Where in almonsbury is this mate?

Edit: also what's the prices like?


----------



## kye13 (Jul 25, 2011)

prices r good,my brother-in-law sold em some carpet pythons so there always looking to buy in stock,best looking reps in bristol,clean,well kept,nice condition,good for live food and frozen,even the acc's r a good price and no am not on commission :whistling2:


----------



## molegolledge (Nov 14, 2008)

Yes prices are very good, i get everything i need there for all my reptiles,
this is their address

Almondsbury Garden Centre
Over Lane
Almondsbury
Bristol
BS32 4BP


----------



## Smigsy (Jul 30, 2009)

Just been to here and was a little dissapointed, there frozen food sizes all seem to be out by a size. Large rats were medium at best and their large mice were very small and thy didn't have rats in other sizes for me to try a different size. 

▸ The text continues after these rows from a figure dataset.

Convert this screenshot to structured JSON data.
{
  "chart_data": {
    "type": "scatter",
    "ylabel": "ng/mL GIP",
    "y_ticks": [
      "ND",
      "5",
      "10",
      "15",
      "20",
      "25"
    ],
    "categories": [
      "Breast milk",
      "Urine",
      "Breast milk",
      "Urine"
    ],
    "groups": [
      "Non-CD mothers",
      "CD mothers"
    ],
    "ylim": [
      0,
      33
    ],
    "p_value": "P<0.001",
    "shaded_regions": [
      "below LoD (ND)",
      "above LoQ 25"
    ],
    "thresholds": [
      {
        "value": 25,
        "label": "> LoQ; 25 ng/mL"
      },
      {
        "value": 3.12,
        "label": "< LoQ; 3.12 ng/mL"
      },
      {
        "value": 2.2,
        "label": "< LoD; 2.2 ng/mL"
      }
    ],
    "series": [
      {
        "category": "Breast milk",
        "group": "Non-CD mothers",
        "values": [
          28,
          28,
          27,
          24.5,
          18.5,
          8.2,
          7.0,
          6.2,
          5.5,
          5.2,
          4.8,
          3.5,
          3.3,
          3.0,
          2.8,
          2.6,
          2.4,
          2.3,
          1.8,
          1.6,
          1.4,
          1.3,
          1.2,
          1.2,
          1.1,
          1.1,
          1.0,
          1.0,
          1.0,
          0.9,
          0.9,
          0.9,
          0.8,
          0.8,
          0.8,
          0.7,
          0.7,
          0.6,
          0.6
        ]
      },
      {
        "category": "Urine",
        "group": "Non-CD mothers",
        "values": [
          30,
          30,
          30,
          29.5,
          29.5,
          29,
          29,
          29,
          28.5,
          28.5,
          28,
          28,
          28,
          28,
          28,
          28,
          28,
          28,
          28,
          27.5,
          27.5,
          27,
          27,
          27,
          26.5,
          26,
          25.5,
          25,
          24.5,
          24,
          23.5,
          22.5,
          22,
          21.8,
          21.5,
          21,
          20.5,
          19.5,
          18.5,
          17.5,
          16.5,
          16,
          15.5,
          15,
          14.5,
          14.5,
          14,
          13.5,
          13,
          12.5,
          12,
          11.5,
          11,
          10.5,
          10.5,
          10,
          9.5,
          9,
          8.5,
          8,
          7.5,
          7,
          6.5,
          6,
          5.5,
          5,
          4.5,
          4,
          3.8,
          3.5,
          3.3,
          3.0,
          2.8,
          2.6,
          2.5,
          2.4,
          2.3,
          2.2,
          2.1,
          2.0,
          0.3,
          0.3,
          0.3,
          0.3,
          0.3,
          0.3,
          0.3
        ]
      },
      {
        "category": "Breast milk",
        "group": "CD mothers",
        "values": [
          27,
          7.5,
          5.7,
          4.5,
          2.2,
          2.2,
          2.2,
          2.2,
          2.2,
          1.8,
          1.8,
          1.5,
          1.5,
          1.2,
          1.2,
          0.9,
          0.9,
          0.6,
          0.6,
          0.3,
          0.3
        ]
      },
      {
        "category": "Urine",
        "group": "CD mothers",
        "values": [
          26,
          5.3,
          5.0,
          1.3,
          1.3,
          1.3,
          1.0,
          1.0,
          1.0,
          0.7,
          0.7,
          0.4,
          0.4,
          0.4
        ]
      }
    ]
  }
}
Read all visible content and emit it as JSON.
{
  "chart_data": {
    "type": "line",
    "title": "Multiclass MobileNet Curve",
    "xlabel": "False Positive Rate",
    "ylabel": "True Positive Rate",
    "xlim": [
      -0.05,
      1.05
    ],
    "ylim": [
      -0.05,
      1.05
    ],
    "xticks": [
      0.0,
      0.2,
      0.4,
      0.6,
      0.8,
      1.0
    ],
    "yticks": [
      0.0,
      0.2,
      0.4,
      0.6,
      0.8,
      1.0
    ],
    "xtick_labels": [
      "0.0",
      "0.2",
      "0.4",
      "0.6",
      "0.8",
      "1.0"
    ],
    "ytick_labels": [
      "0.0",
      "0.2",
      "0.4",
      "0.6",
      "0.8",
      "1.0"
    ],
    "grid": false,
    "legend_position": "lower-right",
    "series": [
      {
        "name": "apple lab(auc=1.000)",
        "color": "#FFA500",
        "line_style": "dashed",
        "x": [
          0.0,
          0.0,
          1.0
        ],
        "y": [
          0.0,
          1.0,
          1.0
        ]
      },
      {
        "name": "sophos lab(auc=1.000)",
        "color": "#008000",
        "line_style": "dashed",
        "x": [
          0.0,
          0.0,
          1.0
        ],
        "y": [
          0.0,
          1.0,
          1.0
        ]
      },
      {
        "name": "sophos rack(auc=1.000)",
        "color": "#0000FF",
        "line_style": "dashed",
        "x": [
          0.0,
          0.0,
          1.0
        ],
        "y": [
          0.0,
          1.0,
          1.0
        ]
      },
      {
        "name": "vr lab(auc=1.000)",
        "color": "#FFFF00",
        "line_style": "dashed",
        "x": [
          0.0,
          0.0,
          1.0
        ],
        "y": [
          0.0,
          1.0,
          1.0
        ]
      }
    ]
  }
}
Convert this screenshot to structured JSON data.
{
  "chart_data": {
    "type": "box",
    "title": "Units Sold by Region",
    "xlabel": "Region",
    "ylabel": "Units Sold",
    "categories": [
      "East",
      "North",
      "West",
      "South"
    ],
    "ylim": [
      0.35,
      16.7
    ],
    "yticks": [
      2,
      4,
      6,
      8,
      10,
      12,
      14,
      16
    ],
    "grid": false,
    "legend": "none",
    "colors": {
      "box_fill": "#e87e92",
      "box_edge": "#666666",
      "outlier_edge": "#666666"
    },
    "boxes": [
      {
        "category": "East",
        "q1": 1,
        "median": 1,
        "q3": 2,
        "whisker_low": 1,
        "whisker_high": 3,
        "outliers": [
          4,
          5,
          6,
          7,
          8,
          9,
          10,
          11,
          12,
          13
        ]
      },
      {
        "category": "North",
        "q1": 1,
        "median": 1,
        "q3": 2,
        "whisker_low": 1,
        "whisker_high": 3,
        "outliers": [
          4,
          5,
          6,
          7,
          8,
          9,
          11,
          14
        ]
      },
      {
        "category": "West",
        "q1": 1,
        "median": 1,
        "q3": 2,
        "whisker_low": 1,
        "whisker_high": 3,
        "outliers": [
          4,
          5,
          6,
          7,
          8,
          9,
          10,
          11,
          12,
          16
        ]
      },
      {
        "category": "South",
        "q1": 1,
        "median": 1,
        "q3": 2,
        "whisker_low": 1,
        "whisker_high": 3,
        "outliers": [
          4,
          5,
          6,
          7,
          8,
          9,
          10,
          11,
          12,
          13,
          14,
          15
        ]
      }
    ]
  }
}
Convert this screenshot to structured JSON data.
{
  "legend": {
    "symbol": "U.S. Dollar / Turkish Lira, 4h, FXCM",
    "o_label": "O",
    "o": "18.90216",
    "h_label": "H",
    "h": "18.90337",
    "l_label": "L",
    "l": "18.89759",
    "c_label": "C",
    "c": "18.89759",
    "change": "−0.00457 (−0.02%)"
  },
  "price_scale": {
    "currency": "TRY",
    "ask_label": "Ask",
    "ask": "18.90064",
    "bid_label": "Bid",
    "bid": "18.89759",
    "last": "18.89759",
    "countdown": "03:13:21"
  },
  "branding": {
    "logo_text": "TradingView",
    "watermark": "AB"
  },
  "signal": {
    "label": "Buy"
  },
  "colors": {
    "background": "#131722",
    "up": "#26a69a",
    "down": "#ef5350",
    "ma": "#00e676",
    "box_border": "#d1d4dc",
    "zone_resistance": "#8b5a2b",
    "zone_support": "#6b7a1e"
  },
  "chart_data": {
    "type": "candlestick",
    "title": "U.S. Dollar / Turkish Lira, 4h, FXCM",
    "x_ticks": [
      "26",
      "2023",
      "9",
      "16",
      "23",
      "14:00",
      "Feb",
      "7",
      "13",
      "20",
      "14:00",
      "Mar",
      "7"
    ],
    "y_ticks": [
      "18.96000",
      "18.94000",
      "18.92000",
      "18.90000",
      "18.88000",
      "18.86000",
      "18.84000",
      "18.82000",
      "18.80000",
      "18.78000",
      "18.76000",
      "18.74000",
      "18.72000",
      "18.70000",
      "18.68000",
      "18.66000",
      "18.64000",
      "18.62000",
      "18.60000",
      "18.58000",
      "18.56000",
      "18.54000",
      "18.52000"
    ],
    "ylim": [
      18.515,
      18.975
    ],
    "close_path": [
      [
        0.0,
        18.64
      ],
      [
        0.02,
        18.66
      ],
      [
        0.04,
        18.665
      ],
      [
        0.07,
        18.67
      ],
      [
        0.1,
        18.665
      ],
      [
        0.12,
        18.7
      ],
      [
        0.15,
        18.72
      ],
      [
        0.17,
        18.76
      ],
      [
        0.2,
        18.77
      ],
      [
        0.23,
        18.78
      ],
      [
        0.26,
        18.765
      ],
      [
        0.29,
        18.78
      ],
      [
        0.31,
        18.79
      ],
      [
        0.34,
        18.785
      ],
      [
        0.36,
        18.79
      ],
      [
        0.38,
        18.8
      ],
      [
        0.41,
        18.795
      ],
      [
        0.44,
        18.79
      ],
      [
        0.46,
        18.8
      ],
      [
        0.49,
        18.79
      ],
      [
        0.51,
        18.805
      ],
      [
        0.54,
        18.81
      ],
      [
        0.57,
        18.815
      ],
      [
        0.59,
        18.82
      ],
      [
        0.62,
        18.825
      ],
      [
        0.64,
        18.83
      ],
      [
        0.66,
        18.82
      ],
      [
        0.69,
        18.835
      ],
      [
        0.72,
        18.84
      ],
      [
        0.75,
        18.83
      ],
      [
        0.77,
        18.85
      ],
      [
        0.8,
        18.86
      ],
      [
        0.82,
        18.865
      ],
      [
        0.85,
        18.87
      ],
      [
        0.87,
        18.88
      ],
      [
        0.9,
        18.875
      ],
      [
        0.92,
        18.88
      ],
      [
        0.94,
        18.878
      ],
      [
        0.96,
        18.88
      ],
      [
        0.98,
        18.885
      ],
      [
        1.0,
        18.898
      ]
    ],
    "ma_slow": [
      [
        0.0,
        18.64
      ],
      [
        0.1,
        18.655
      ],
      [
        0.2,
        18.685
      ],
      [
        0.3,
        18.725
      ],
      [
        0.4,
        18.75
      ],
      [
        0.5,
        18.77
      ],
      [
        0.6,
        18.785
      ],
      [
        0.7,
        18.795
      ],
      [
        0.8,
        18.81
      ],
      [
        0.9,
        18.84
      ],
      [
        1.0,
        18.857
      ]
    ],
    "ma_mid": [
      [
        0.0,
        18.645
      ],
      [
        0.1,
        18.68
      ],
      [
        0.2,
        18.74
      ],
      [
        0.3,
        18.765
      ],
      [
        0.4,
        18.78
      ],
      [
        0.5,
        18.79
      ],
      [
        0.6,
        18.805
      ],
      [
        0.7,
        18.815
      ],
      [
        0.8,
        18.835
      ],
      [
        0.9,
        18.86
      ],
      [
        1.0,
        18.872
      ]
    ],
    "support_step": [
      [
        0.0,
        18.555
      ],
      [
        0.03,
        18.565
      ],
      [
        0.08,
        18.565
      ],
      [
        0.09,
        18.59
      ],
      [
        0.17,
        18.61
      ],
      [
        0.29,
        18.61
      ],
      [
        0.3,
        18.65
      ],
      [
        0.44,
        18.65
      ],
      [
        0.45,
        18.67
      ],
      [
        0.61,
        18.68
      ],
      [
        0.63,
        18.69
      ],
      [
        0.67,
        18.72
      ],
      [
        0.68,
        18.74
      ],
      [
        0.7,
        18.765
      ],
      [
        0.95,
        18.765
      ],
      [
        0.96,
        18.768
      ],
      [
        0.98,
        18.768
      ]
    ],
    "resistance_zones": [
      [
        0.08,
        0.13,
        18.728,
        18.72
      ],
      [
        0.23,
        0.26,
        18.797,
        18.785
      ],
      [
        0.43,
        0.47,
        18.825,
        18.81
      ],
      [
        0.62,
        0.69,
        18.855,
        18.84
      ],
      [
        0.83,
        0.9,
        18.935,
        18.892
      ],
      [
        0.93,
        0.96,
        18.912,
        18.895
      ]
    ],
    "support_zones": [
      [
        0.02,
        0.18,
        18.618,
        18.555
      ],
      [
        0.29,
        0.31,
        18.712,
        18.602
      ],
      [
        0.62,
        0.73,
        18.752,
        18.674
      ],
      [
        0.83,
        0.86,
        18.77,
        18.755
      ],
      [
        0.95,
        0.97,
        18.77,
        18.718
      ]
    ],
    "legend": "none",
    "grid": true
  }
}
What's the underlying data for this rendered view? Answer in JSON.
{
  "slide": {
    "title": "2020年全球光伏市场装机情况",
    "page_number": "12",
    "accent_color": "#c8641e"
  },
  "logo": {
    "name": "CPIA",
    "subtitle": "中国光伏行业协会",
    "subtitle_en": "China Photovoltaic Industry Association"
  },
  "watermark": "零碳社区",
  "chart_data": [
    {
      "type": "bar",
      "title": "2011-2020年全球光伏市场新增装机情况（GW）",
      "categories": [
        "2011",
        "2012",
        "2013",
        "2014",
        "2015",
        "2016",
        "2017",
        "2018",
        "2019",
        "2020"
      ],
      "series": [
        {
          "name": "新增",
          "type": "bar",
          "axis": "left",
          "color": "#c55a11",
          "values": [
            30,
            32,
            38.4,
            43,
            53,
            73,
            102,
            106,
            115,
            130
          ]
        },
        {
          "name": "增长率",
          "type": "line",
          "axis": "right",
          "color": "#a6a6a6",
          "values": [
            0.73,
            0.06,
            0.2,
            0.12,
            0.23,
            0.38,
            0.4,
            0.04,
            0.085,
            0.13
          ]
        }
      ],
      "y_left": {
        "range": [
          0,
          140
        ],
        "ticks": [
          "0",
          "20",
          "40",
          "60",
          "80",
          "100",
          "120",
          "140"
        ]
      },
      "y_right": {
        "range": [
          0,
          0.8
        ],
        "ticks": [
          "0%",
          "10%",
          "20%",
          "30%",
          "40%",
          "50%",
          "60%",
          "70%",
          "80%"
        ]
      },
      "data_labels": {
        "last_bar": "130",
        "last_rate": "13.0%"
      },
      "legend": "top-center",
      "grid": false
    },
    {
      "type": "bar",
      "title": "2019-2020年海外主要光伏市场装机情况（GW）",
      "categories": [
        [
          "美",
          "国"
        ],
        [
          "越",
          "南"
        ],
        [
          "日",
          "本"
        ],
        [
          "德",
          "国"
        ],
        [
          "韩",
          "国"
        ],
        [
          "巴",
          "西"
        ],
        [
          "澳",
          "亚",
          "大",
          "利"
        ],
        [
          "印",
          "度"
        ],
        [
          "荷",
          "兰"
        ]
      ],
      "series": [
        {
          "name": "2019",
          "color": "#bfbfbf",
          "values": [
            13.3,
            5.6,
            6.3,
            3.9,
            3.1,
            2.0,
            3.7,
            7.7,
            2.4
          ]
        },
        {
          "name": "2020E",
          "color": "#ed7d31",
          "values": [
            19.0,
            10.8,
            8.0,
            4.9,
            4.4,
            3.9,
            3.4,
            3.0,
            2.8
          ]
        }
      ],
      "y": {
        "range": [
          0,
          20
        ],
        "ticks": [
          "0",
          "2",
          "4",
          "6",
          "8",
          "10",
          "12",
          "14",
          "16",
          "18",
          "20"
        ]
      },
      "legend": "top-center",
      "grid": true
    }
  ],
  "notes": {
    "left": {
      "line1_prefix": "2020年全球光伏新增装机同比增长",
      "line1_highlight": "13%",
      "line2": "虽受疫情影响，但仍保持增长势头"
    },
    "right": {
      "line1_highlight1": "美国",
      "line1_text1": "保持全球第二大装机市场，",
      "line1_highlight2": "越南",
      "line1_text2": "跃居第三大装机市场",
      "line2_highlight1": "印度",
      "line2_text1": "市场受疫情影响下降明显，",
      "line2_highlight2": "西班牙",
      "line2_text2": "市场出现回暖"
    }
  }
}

Apart from that they have a nice selection of animals the usual corns, kings, bearded dragons and some you don't always see in shops such as anoles, poison arrow frogs, crestie morphs, a young Bosc and a few different types of tortoise. Their animals prices varied some were expected and some suprising bearded dragons £35 as expected but a young BRB was £280 and the frogs were £60 and up which I thought was quite expensive.

They had a massive range of equipment (some I never even knew existed which was priced as expected and all their live food was alive and only £2 a tub. 

Staff were hard to find but there was quite a few people in the shop and the staff were stretched between reps and aquatics so was understandable. Didn't really question them as they helped me with frozen which is kept out the back even though I didn't buy as rodetns were too small staff were friendly and polite

Hope this helps other people


----------



## AlmondsburyReptiles (Jul 26, 2011)

Hey, just wanted to say thanks for the feed back, we follow this site and will take on board the comments.
Sorry to hear that the frozen foods were smaller than expected, we purchase them for a large wholesaler. we will make thougher enquires in to sizes.
We do aim to provide to best pricing that we can, along with a diverse range of live stock. Something for eveyones taste and hopfully wallet. 
We are always on the look out for local breeders, we been lucky to find a great local breeder of Rankins dragons and Leopard geckos. 
If we don't have an item in store, let us know and we will try and get hold of it.
Cheers


----------